Dariusz Karpowicz, director at Albion Financial Advice:

“Unfortunately, the recent rate hikes were somewhat anticipated given the mixed signals from the economy and increasing uncertainty in the housing market and broader UK economic landscape. These factors, compounded by geopolitical events, have driven swap rates up. For borrowers, this isn’t good news, especially amidst the ongoing cost of living crisis. Those looking to buy might find themselves facing higher costs in both the short and long term. We could see more rate increases in the next few months if these conditions persist, putting additional pressure on potential and current homeowners.”

Robert Timm, managing director at Sunland Mortgages:

“Negativity is the order of the day (and month/quarter/year). The previous hopes that three base rate cuts could be due this year have been seriously dampened by a series of unfavourable snippets of financial data, and the markets have responded accordingly. More and more people rolling off their lower fixed rates will feel the impact of a rise in mortgage rates and payments.”

Rohit Kohli, director at The Mortgage Stop:

“Swap rates have been edging upward for the last few weeks on the back of disappointing numbers from across the pond and here at home coupled with mounting tensions in the Middle East and ongoing conflict in Ukraine. Analysts are now pricing in fewer reductions than they had expected just six weeks ago and lenders are reacting to these increasing swaps. What’s clear is that anyone with a mortgage is not out of the cost of living crisis yet.”

Ben Perks, managing director at Orchard Financial Advisers:

“The emails from lenders this morning are as dull and gloomy as the weather outside. Multiple lenders have increased products and this is a trend that looks to continue this week as swap rates continue to creep northward. The ever-changing nature of interest rates at the moment is a real cause for concern.

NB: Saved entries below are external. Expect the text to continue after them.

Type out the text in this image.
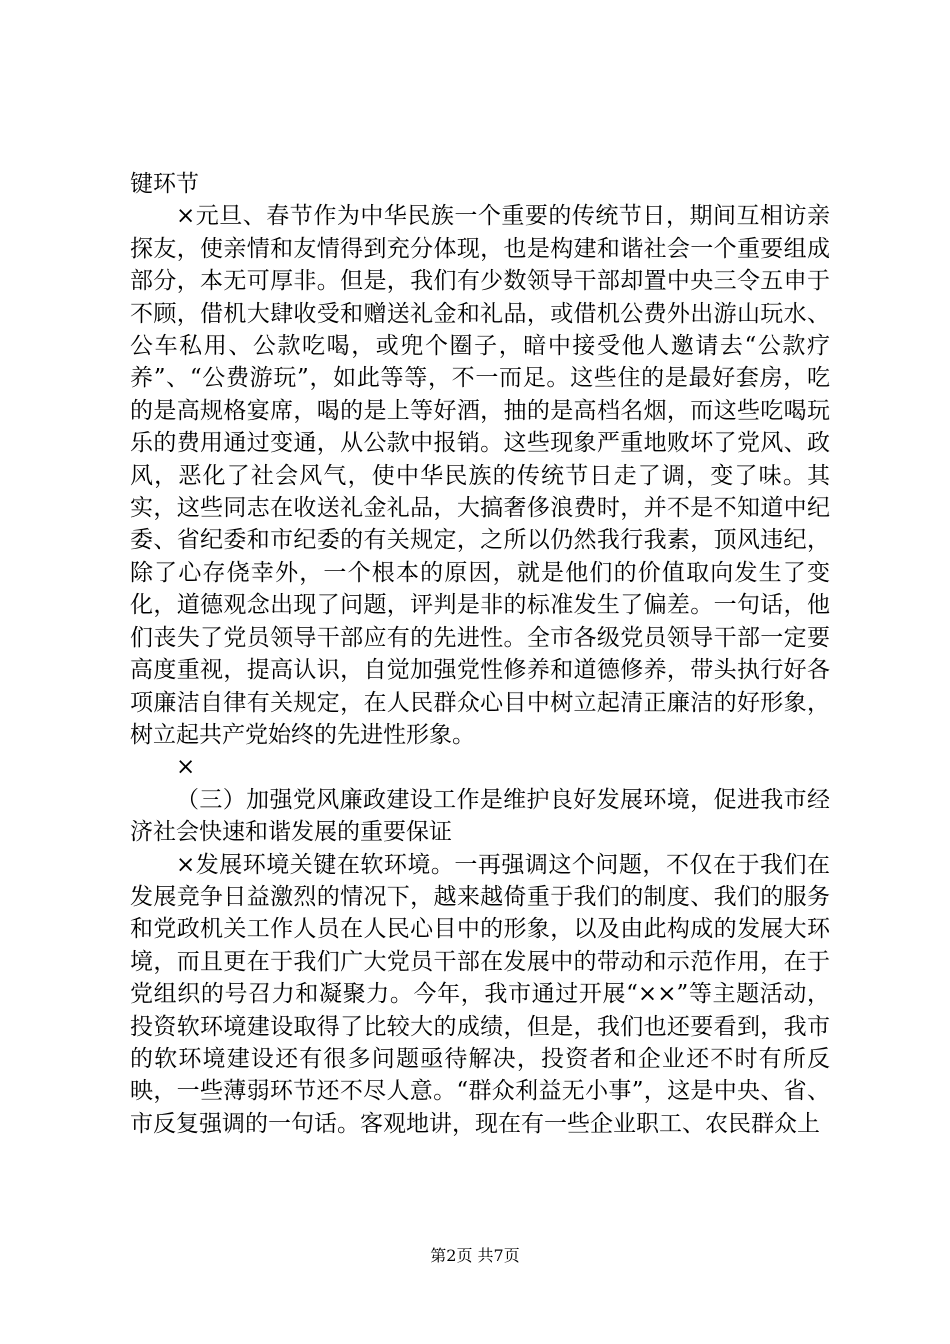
键环节

×元旦、春节作为中华民族一个重要的传统节日，期间互相访亲探友，使亲情和友情得到充分体现，也是构建和谐社会一个重要组成部分，本无可厚非。但是，我们有少数领导干部却置中央三令五申于不顾，借机大肆收受和赠送礼金和礼品，或借机公费外出游山玩水、公车私用、公款吃喝，或兜个圈子，暗中接受他人邀请去“公款疗养”、“公费游玩”，如此等等，不一而足。这些住的是最好套房，吃的是高规格宴席，喝的是上等好酒，抽的是高档名烟，而这些吃喝玩乐的费用通过变通，从公款中报销。这些现象严重地败坏了党风、政风，恶化了社会风气，使中华民族的传统节日走了调，变了味。其实，这些同志在收送礼金礼品，大搞奢侈浪费时，并不是不知道中纪委、省纪委和市纪委的有关规定，之所以仍然我行我素，顶风违纪，除了心存侥幸外，一个根本的原因，就是他们的价值取向发生了变化，道德观念出现了问题，评判是非的标准发生了偏差。一句话，他们丧失了党员领导干部应有的先进性。全市各级党员领导干部一定要高度重视，提高认识，自觉加强党性修养和道德修养，带头执行好各项廉洁自律有关规定，在人民群众心目中树立起清正廉洁的好形象，树立起共产党始终的先进性形象。

×

（三）加强党风廉政建设工作是维护良好发展环境，促进我市经济社会快速和谐发展的重要保证

×发展环境关键在软环境。一再强调这个问题，不仅在于我们在发展竞争日益激烈的情况下，越来越倚重于我们的制度、我们的服务和党政机关工作人员在人民心目中的形象，以及由此构成的发展大环境，而且更在于我们广大党员干部在发展中的带动和示范作用，在于党组织的号召力和凝聚力。今年，我市通过开展“××”等主题活动，投资软环境建设取得了比较大的成绩，但是，我们也还要看到，我市的软环境建设还有很多问题亟待解决，投资者和企业还不时有所反映，一些薄弱环节还不尽人意。“群众利益无小事”，这是中央、省、市反复强调的一句话。客观地讲，现在有一些企业职工、农民群众上

第2页 共7页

Borrowers have to rush decisions and act quickly to secure rates before they take a turn, this could leave them vulnerable. We really need stability and only the Bank of England have the power to create this.”

Aaron Strutt, product and communications director at Trinity Financial:

“After a pretty calm period rates are starting to creep up again. This is not great timing because there has been more of an expectation that rates would nudge down rather than increase. The cheapest 2-year fixes start from 4.6% while lenders like NatWest, Santander and Nationwide offer sub-4.25% 5-year fixes. The property market is still busy and lots of people still want mortgages, although some borrowers are waiting for rates to come down. The issue is waiting for rates to come down to 3.5% or lower could take years.”

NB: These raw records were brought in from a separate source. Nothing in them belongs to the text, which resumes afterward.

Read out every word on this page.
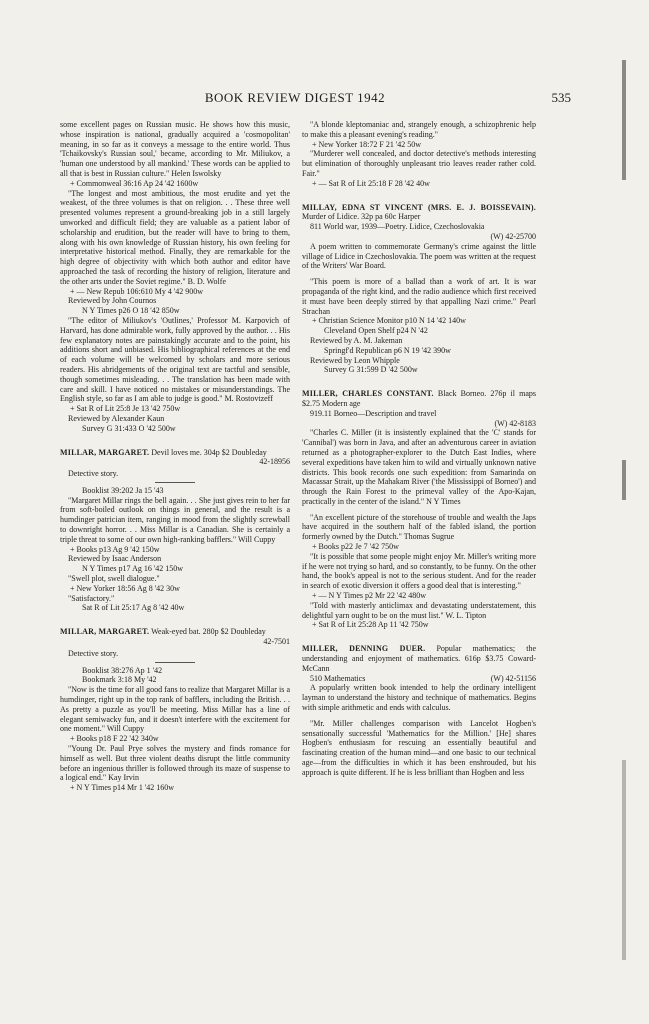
BOOK REVIEW DIGEST 1942	535

some excellent pages on Russian music. He shows how this music, whose inspiration is national, gradually acquired a 'cosmopolitan' meaning, in so far as it conveys a message to the entire world. Thus 'Tchaikovsky's Russian soul,' became, according to Mr. Miliukov, a 'human one understood by all mankind.' These words can be applied to all that is best in Russian culture." Helen Iswolsky

+ Commonweal 36:16 Ap 24 '42 1600w

"The longest and most ambitious, the most erudite and yet the weakest, of the three volumes is that on religion. . . These three well presented volumes represent a ground-breaking job in a still largely unworked and difficult field; they are valuable as a patient labor of scholarship and erudition, but the reader will have to bring to them, along with his own knowledge of Russian history, his own feeling for interpretative historical method. Finally, they are remarkable for the high degree of objectivity with which both author and editor have approached the task of recording the history of religion, literature and the other arts under the Soviet regime." B. D. Wolfe

+ — New Repub 106:610 My 4 '42 900w

Reviewed by John Cournos

N Y Times p26 O 18 '42 850w

"The editor of Miliukov's 'Outlines,' Professor M. Karpovich of Harvard, has done admirable work, fully approved by the author. . . His few explanatory notes are painstakingly accurate and to the point, his additions short and unbiased. His bibliographical references at the end of each volume will be welcomed by scholars and more serious readers. His abridgements of the original text are tactful and sensible, though sometimes misleading. . . The translation has been made with care and skill. I have noticed no mistakes or misunderstandings. The English style, so far as I am able to judge is good." M. Rostovtzeff

+ Sat R of Lit 25:8 Je 13 '42 750w

Reviewed by Alexander Kaun

Survey G 31:433 O '42 500w

MILLAR, MARGARET. Devil loves me. 304p $2 Doubleday

42-18956

Detective story.

Booklist 39:202 Ja 15 '43

"Margaret Millar rings the bell again. . . She just gives rein to her far from soft-boiled outlook on things in general, and the result is a humdinger patrician item, ranging in mood from the slightly screwball to downright horror. . . Miss Millar is a Canadian. She is certainly a triple threat to some of our own high-ranking bafflers." Will Cuppy

+ Books p13 Ag 9 '42 150w

Reviewed by Isaac Anderson

N Y Times p17 Ag 16 '42 150w

"Swell plot, swell dialogue."

+ New Yorker 18:56 Ag 8 '42 30w

"Satisfactory."

Sat R of Lit 25:17 Ag 8 '42 40w

MILLAR, MARGARET. Weak-eyed bat. 280p $2 Doubleday

42-7501

Detective story.

Booklist 38:276 Ap 1 '42

Bookmark 3:18 My '42

"Now is the time for all good fans to realize that Margaret Millar is a humdinger, right up in the top rank of bafflers, including the British. . . As pretty a puzzle as you'll be meeting. Miss Millar has a line of elegant semiwacky fun, and it doesn't interfere with the excitement for one moment." Will Cuppy

+ Books p18 F 22 '42 340w

"Young Dr. Paul Prye solves the mystery and finds romance for himself as well. But three violent deaths disrupt the little community before an ingenious thriller is followed through its maze of suspense to a logical end." Kay Irvin

+ N Y Times p14 Mr 1 '42 160w

"A blonde kleptomaniac and, strangely enough, a schizophrenic help to make this a pleasant evening's reading."

+ New Yorker 18:72 F 21 '42 50w

"Murderer well concealed, and doctor detective's methods interesting but elimination of thoroughly unpleasant trio leaves reader rather cold. Fair."

+ — Sat R of Lit 25:18 F 28 '42 40w

MILLAY, EDNA ST VINCENT (MRS. E. J. BOISSEVAIN). Murder of Lidice. 32p pa 60c Harper

811 World war, 1939—Poetry. Lidice, Czechoslovakia

(W) 42-25700

A poem written to commemorate Germany's crime against the little village of Lidice in Czechoslovakia. The poem was written at the request of the Writers' War Board.

"This poem is more of a ballad than a work of art. It is war propaganda of the right kind, and the radio audience which first received it must have been deeply stirred by that appalling Nazi crime." Pearl Strachan

+ Christian Science Monitor p10 N 14 '42 140w

Cleveland Open Shelf p24 N '42

Reviewed by A. M. Jakeman

Springf'd Republican p6 N 19 '42 390w

Reviewed by Leon Whipple

Survey G 31:599 D '42 500w

MILLER, CHARLES CONSTANT. Black Borneo. 276p il maps $2.75 Modern age

919.11 Borneo—Description and travel

(W) 42-8183

"Charles C. Miller (it is insistently explained that the 'C' stands for 'Cannibal') was born in Java, and after an adventurous career in aviation returned as a photographer-explorer to the Dutch East Indies, where several expeditions have taken him to wild and virtually unknown native districts. This book records one such expedition: from Samarinda on Macassar Strait, up the Mahakam River ('the Mississippi of Borneo') and through the Rain Forest to the primeval valley of the Apo-Kajan, practically in the center of the island." N Y Times

"An excellent picture of the storehouse of trouble and wealth the Japs have acquired in the southern half of the fabled island, the portion formerly owned by the Dutch." Thomas Sugrue

+ Books p22 Je 7 '42 750w

"It is possible that some people might enjoy Mr. Miller's writing more if he were not trying so hard, and so constantly, to be funny. On the other hand, the book's appeal is not to the serious student. And for the reader in search of exotic diversion it offers a good deal that is interesting."

+ — N Y Times p2 Mr 22 '42 480w

"Told with masterly anticlimax and devastating understatement, this delightful yarn ought to be on the must list." W. L. Tipton

+ Sat R of Lit 25:28 Ap 11 '42 750w

MILLER, DENNING DUER. Popular mathematics; the understanding and enjoyment of mathematics. 616p $3.75 Coward-McCann

510 Mathematics	(W) 42-51156

A popularly written book intended to help the ordinary intelligent layman to understand the history and technique of mathematics. Begins with simple arithmetic and ends with calculus.

"Mr. Miller challenges comparison with Lancelot Hogben's sensationally successful 'Mathematics for the Million.' [He] shares Hogben's enthusiasm for rescuing an essentially beautiful and fascinating creation of the human mind—and one basic to our technical age—from the difficulties in which it has been enshrouded, but his approach is quite different. If he is less brilliant than Hogben and less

Amit Patel, adviser at Trinity Finance:

“Here we go again. The markets have been rattled by the ongoing situation in The Middle East. Just when we thought we were heading into calmer waters we seemed to be heading into another storm. Hopefully, this one is short-lived.”

Ashley Thomas, director at Magni Finance:

“Mortgage rates are like going on a rollercoaster, they are going up and down on a regular basis and we don’t know when the volatility will stop.”

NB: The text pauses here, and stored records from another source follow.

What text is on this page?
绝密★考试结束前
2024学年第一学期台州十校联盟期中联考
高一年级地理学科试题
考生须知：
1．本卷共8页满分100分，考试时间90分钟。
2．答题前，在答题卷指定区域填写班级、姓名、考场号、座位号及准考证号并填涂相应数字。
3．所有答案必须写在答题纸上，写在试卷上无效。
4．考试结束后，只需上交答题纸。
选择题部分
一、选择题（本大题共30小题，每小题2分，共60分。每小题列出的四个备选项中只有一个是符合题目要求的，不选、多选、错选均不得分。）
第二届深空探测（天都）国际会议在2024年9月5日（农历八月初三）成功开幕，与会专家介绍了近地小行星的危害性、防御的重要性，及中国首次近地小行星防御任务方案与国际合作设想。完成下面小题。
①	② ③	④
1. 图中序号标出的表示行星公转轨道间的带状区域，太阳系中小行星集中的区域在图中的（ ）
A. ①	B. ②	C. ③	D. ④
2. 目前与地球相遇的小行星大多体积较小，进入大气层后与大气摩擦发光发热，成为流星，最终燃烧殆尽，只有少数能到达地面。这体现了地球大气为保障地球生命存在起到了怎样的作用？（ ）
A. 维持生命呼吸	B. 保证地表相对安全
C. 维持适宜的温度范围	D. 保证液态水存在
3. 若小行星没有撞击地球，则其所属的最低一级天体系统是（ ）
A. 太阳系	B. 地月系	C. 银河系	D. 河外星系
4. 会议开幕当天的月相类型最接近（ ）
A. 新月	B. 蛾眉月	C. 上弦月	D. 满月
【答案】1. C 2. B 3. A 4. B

Akhil Mair, director at Our Mortgage Broker:

“Mortgage Market in Turmoil is the word on the streets with lenders across the board hiking rates amidst growing economic uncertainty. As financial instability continues, a growing number of lenders are rapidly increasing their mortgage rates, leaving potential homebuyers and existing homeowners grappling with unexpected costs. This widespread trend signals deepening concerns over the volatile economic climate, affecting affordability and access to housing across the UK.”

Michelle Lawson, director at Lawson Financial:

“We’d be fooled to think that we are near Halloween with the way the markets are spooked. The rollercoaster just continues to roll.”